A new study suggests that clinical depression may hamper the body’s ability to recover from physical activity, prolonging the amount of time it takes for a depressed person’s heart rate to slow down and return to normal after a workout. Although it may sound minor, some research suggests that a difference of even just a few beats a minute during post-exercise recovery is associated with a shorter life span.
Scientists say the findings may help shed light on the well-known link between depression and heart disease. Studies show that depressed people have an increased risk of heart attacks, and heart patients who develop depression die sooner than heart patients without depression.
The new study, published in the November issue of the journal Psychophysiology, included 886 healthy adults, including 51 with a diagnosis of major depression. All of the subjects were given stress tests on a treadmill, and their blood pressure and heart rates were measured both at rest and during the exercise test, as well as at one-minute and five-minute intervals afterward.
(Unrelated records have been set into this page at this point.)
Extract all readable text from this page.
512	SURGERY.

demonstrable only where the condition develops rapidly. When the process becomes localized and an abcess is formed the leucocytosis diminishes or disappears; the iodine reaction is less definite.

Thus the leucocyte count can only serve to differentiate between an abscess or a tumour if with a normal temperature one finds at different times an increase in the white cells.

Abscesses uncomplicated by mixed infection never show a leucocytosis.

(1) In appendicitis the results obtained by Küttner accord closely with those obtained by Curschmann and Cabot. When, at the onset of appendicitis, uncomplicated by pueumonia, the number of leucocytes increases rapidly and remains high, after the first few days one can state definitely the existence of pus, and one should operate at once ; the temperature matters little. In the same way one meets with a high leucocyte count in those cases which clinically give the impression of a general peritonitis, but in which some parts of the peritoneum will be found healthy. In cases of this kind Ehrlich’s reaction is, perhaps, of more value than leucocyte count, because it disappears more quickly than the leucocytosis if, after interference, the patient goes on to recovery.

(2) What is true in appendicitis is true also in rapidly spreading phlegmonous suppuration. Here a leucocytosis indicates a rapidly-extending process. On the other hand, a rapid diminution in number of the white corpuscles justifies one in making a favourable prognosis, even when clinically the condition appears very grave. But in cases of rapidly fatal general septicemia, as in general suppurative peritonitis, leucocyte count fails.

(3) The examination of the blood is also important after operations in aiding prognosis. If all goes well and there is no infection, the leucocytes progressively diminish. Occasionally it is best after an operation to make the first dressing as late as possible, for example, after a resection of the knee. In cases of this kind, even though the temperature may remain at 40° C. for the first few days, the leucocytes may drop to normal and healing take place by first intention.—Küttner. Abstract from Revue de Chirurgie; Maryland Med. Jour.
Over all, compared with the subjects without depression, it took significantly longer for the depressed subjects’ heart rates to slow down to normal after the stress test. The difference was about 3.7 beats a minute.
That seemingly small disparity may have a major effect on mortality, other research suggests. A study at Stanford of more than 2,000 men who underwent similar stress tests throughout a seven-year period, for example, found that men who died during the followup period had all taken slightly longer to recover after exercise during the study. On average, these men had returned to their normal heart rates about three beats a minute more slowly than the other men in the study, which was published in 2001.
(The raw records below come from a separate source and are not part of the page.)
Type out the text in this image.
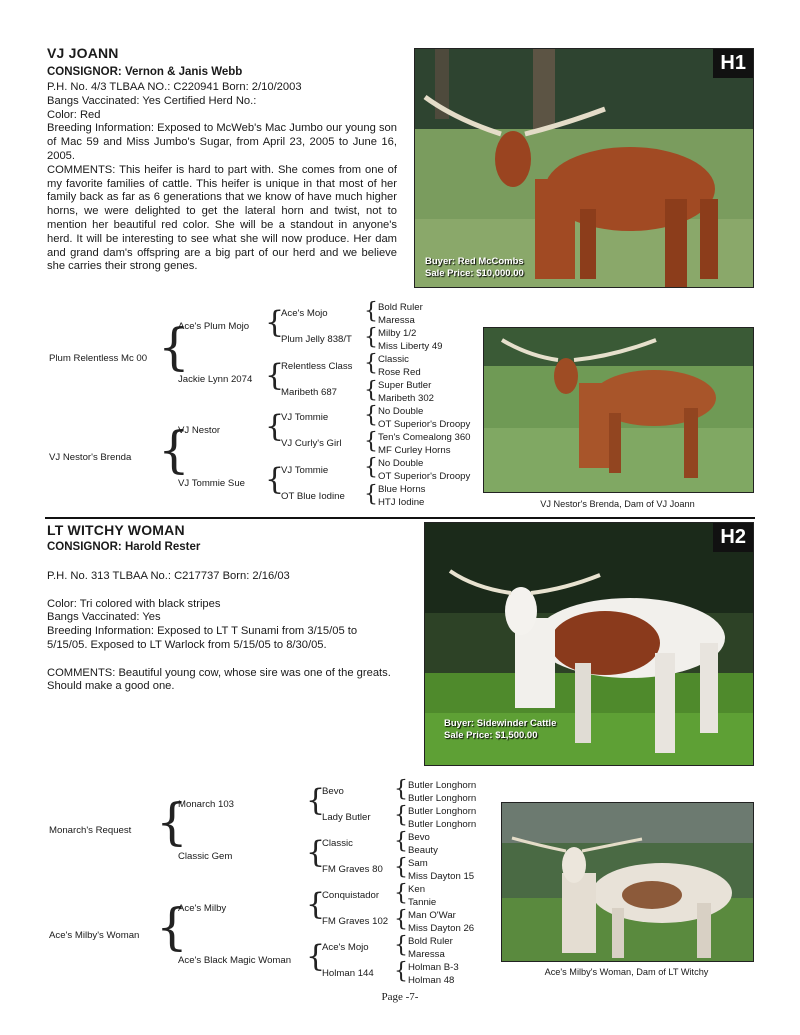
VJ JOANN
CONSIGNOR: Vernon & Janis Webb

P.H. No. 4/3 TLBAA NO.: C220941 Born: 2/10/2003

Bangs Vaccinated: Yes Certified Herd No.:

Color: Red

Breeding Information: Exposed to McWeb's Mac Jumbo our young son of Mac 59 and Miss Jumbo's Sugar, from April 23, 2005 to June 16, 2005.

COMMENTS: This heifer is hard to part with. She comes from one of my favorite families of cattle. This heifer is unique in that most of her family back as far as 6 generations that we know of have much higher horns, we were delighted to get the lateral horn and twist, not to mention her beautiful red color. She will be a standout in anyone's herd. It will be interesting to see what she will now produce. Her dam and grand dam's offspring are a big part of our herd and we believe she carries their strong genes.

H1
Buyer: Red McCombs
Sale Price: $10,000.00
Plum Relentless Mc 00 {
Ace's Plum Mojo
Jackie Lynn 2074
{
{
Ace's Mojo
Plum Jelly 838/T
Relentless Class
Maribeth 687
{
{
{
{
Bold Ruler
Maressa
Milby 1/2
Miss Liberty 49
Classic
Rose Red
Super Butler
Maribeth 302
VJ Nestor's Brenda {
VJ Nestor
VJ Tommie Sue
{
{
VJ Tommie
VJ Curly's Girl
VJ Tommie
OT Blue Iodine
{
{
{
{
No Double
OT Superior's Droopy
Ten's Comealong 360
MF Curley Horns
No Double
OT Superior's Droopy
Blue Horns
HTJ Iodine	VJ Nestor's Brenda, Dam of VJ Joann
LT WITCHY WOMAN
CONSIGNOR: Harold Rester

P.H. No. 313 TLBAA No.: C217737 Born: 2/16/03

Color: Tri colored with black stripes

Bangs Vaccinated: Yes

Breeding Information: Exposed to LT T Sunami from 3/15/05 to 5/15/05. Exposed to LT Warlock from 5/15/05 to 8/30/05.

COMMENTS: Beautiful young cow, whose sire was one of the greats. Should make a good one.

H2
Buyer: Sidewinder Cattle
Sale Price: $1,500.00
Monarch's Request {
Monarch 103
Classic Gem
{
{
Bevo
Lady Butler
Classic
FM Graves 80
{
{
{
{
Butler Longhorn
Butler Longhorn
Butler Longhorn
Butler Longhorn
Bevo
Beauty
Sam
Miss Dayton 15
Ace's Milby's Woman {
Ace's Milby
Ace's Black Magic Woman
{
{
Conquistador
FM Graves 102
Ace's Mojo
Holman 144
{
{
{
{
Ken
Tannie
Man O'War
Miss Dayton 26
Bold Ruler
Maressa
Holman B-3
Holman 48
Ace's Milby's Woman, Dam of LT Witchy
Page -7-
“That really highlights how important this kind of physiological disruption can be,” said Simon Bacon, an associate professor of exercise science at Concordia University in Montreal and senior author of the new paper.
While the cause of the heart-rate disparity in the depressed subjects is unclear, Dr. Bacon and his colleagues speculated that people with major depression have a dysfunctional stress response. Normally, in response to a threat or stressful event, a person’s nervous system ramps up as the heart rate accelerates, pupils dilate and adrenaline flows. But when the stress is removed, this state of high alert should diminish.
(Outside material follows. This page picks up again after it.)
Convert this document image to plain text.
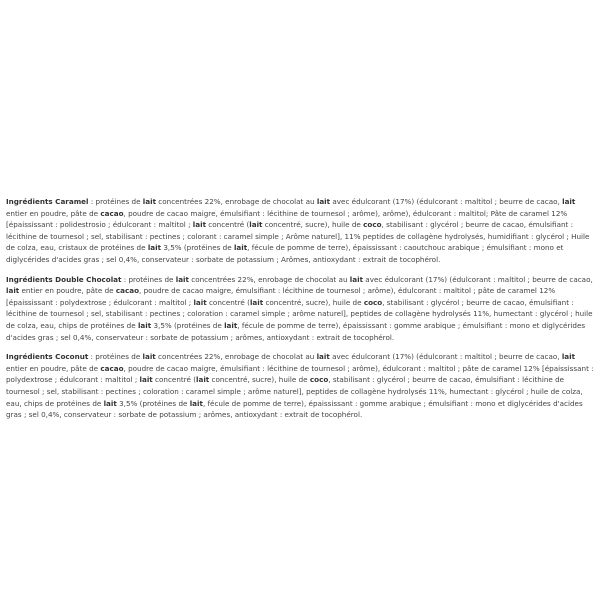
Ingrédients Caramel : protéines de lait concentrées 22%, enrobage de chocolat au lait avec édulcorant (17%) (édulcorant : maltitol ; beurre de cacao, lait entier en poudre, pâte de cacao, poudre de cacao maigre, émulsifiant : lécithine de tournesol ; arôme), arôme), édulcorant : maltitol; Pâte de caramel 12% [épaississant : polidestrosio ; édulcorant : maltitol ; lait concentré (lait concentré, sucre), huile de coco, stabilisant : glycérol ; beurre de cacao, émulsifiant : lécithine de tournesol ; sel, stabilisant : pectines ; colorant : caramel simple ; Arôme naturel], 11% peptides de collagène hydrolysés, humidifiant : glycérol ; Huile de colza, eau, cristaux de protéines de lait 3,5% (protéines de lait, fécule de pomme de terre), épaississant : caoutchouc arabique ; émulsifiant : mono et diglycérides d'acides gras ; sel 0,4%, conservateur : sorbate de potassium ; Arômes, antioxydant : extrait de tocophérol.

Ingrédients Double Chocolat : protéines de lait concentrées 22%, enrobage de chocolat au lait avec édulcorant (17%) (édulcorant : maltitol ; beurre de cacao, lait entier en poudre, pâte de cacao, poudre de cacao maigre, émulsifiant : lécithine de tournesol ; arôme), édulcorant : maltitol ; pâte de caramel 12% [épaississant : polydextrose ; édulcorant : maltitol ; lait concentré (lait concentré, sucre), huile de coco, stabilisant : glycérol ; beurre de cacao, émulsifiant : lécithine de tournesol ; sel, stabilisant : pectines ; coloration : caramel simple ; arôme naturel], peptides de collagène hydrolysés 11%, humectant : glycérol ; huile de colza, eau, chips de protéines de lait 3,5% (protéines de lait, fécule de pomme de terre), épaississant : gomme arabique ; émulsifiant : mono et diglycérides d'acides gras ; sel 0,4%, conservateur : sorbate de potassium ; arômes, antioxydant : extrait de tocophérol.

Ingrédients Coconut : protéines de lait concentrées 22%, enrobage de chocolat au lait avec édulcorant (17%) (édulcorant : maltitol ; beurre de cacao, lait entier en poudre, pâte de cacao, poudre de cacao maigre, émulsifiant : lécithine de tournesol ; arôme), édulcorant : maltitol ; pâte de caramel 12% [épaississant : polydextrose ; édulcorant : maltitol ; lait concentré (lait concentré, sucre), huile de coco, stabilisant : glycérol ; beurre de cacao, émulsifiant : lécithine de tournesol ; sel, stabilisant : pectines ; coloration : caramel simple ; arôme naturel], peptides de collagène hydrolysés 11%, humectant : glycérol ; huile de colza, eau, chips de protéines de lait 3,5% (protéines de lait, fécule de pomme de terre), épaississant : gomme arabique ; émulsifiant : mono et diglycérides d'acides gras ; sel 0,4%, conservateur : sorbate de potassium ; arômes, antioxydant : extrait de tocophérol.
“The system is supposed to come back to normal quite quickly,” Dr. Bacon said. “But what we’re seeing in the patients with depression is the system is not relaxing and coming back to normal as it should. Something about being depressed probably has some influence on the circuitry of the brain that causes the stress response to become dysfunctional.”
Most research into depression and exercise has focused on the benefits of physical activity for easing the symptoms of anxiety, depression and other mood disorders. Dr. Bacon said patients with depression should not be discouraged from physical activity, and should continue to look at exercise as a form of treatment. He pointed out that his study used an unusually “acute” exercise test to stress the subjects.
“This does not suggest a single bout of exercise is harmful,” he said.
In fact, he added, regular exercise may even improve heart-rate recovery in people with depression. As for the next step, Dr. Bacon said future studies would look at whether cognitive behavioral therapy or certain drugs might be able to improve the stress response. At the same time, imaging studies might help pinpoint the underlying problem in the brain’s circuitry.